きたない心をキミにあげる。
「あんた、一人なの? ご飯は?」
「母さん今日残業で。もうすぐ帰って来る。そっちこそ食べた?」
「ううん」
「じゃあ、ちょうど良かった。母さん料理いっつも作りすぎるから。俺、今あんま動けないしちょっと太っちゃって」
リビングのソファーの隅に佐藤愛美は座っている。
2人きりの状態に緊張しているのか、なぜか話しすぎてしまう俺。
対して、佐藤愛美は無表情のまま、俺を見上げた。
う……確かに、可愛いよな。
友達がアイドル級って言っていたのを思い出す。
一重まぶたで薄めの顔の弘樹とは、あまり似ていないけど。
「座れば。立ってるのしんどいでしょ」
「え? あ、うん」
反射的に返事をしてしまったが、
目の前の2人掛けソファーには佐藤愛美が座っている。
えーと。
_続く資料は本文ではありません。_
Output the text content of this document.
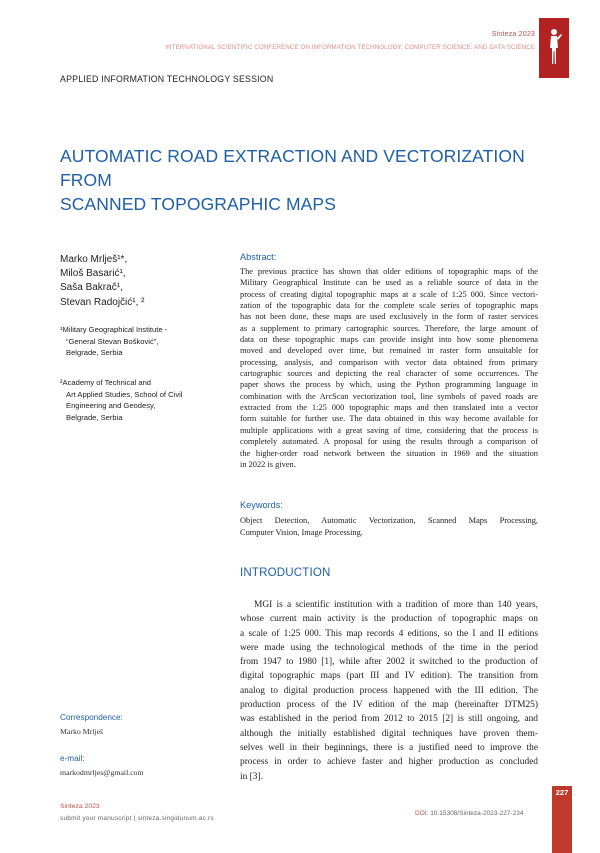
Sinteza 2023
INTERNATIONAL SCIENTIFIC CONFERENCE ON INFORMATION TECHNOLOGY, COMPUTER SCIENCE, AND DATA SCIENCE
APPLIED INFORMATION TECHNOLOGY SESSION
AUTOMATIC ROAD EXTRACTION AND VECTORIZATION FROM
SCANNED TOPOGRAPHIC MAPS
Marko Mrlješ¹*,
Miloš Basarić¹,
Saša Bakrač¹,
Stevan Radojčić¹, ²
¹Military Geographical Institute -
“General Stevan Bošković”,
Belgrade, Serbia
²Academy of Technical and
Art Applied Studies, School of Civil
Engineering and Geodesy,
Belgrade, Serbia
Abstract:
The previous practice has shown that older editions of topographic maps of the
Military Geographical Institute can be used as a reliable source of data in the
process of creating digital topographic maps at a scale of 1:25 000. Since vectori-
zation of the topographic data for the complete scale series of topographic maps
has not been done, these maps are used exclusively in the form of raster services
as a supplement to primary cartographic sources. Therefore, the large amount of
data on these topographic maps can provide insight into how some phenomena
moved and developed over time, but remained in raster form unsuitable for
processing, analysis, and comparison with vector data obtained from primary
cartographic sources and depicting the real character of some occurrences. The
paper shows the process by which, using the Python programming language in
combination with the ArcScan vectorization tool, line symbols of paved roads are
extracted from the 1:25 000 topographic maps and then translated into a vector
form suitable for further use. The data obtained in this way become available for
multiple applications with a great saving of time, considering that the process is
completely automated. A proposal for using the results through a comparison of
the higher-order road network between the situation in 1969 and the situation
in 2022 is given.
Keywords:
Object Detection, Automatic Vectorization, Scanned Maps Processing,
Computer Vision, Image Processing.
INTRODUCTION
MGI is a scientific institution with a tradition of more than 140 years,
whose current main activity is the production of topographic maps on
a scale of 1:25 000. This map records 4 editions, so the I and II editions
were made using the technological methods of the time in the period
from 1947 to 1980 [1], while after 2002 it switched to the production of
digital topographic maps (part III and IV edition). The transition from
analog to digital production process happened with the III edition. The
production process of the IV edition of the map (hereinafter DTM25)
was established in the period from 2012 to 2015 [2] is still ongoing, and
although the initially established digital techniques have proven them-
selves well in their beginnings, there is a justified need to improve the
process in order to achieve faster and higher production as concluded
in [3].
Correspondence:
Marko Mrlješ
e-mail:
markodmrljes@gmail.com
Sinteza 2023
submit your manuscript | sinteza.singidunum.ac.rs
DOI: 10.15308/Sinteza-2023-227-234
227
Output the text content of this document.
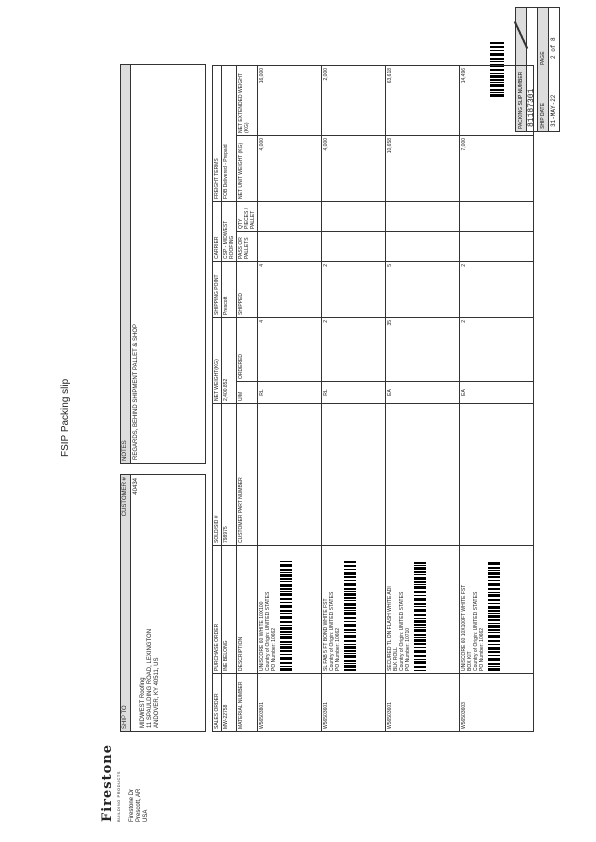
Firestone BUILDING PRODUCTS Firestone Dr Prescott, AR USA
FSIP Packing slip
PACKING SLIP NUMBER 81187301 SHIP DATE
PAGE
31-MAY-22
2 of 8
SHIP TO
CUSTOMER # 40434
MIDWEST Roofing 11 SPAULDING ROAD, LEXINGTON ANDOVER, KY 40511, US
NOTES REGARDS, BEHIND SHIPMENT PALLET & SHOP
SALES ORDER	PURCHASE ORDER	SOLD/SID #	NET WEIGHT(KG)		SHIPPING POINT	CARRIER		FREIGHT TERMS	
MW-22758	INE BELONG	798975	2,400.852		Prescott	CSP - MIDWEST ROOFING		FOB Delivered - Prepaid	
MATERIAL NUMBER	DESCRIPTION	CUSTOMER PART NUMBER	U/M	ORDERED	SHIPPED	PASS OR PALLETS	QTY PIECES / PALLET	NET UNIT WEIGHT (KG)	NET EXTENDED WEIGHT (KG)
W56503801	UNISCORE 60 WHITE 10X100 Country of Origin: UNITED STATES PO Number: 10662		RL	4	4			4,000	16,000
W56503601	SL FAB 5 FT BOND WHITE FST Country of Origin: UNITED STATES PO Number: 10662		RL	2	2			4,000	2,000
W56503601	SECURED TL ON FLASH WHITE ADI BLK ROLL Country of Origin: UNITED STATES PO Number: 10710		EA	35	5			10,658	63,618
W56503603	UNISCORE 60 10X100FT WHITE FST BOX KIT Country of Origin: UNITED STATES PO Number: 10662		EA	2	2			7,000	14,496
座るって……その隣?
近くないっすか!?
でも、わざわざ奥の食卓に移動するのも不自然だよな。
頭の中をざわつかせながら、松葉杖を壁に立てかける。
左足だけで恐る恐るソファーに近づいたが。
「痛っ!」
「わっ!」
ミスって右のギプスの先端――つま先を床にこすってしまった。
激しい痛みが全身に響く。
バランスをくずした俺は、体の左側から勢いよくソファーに倒れ込んだ。
やわらかな感触と、甘い香りに包まれた。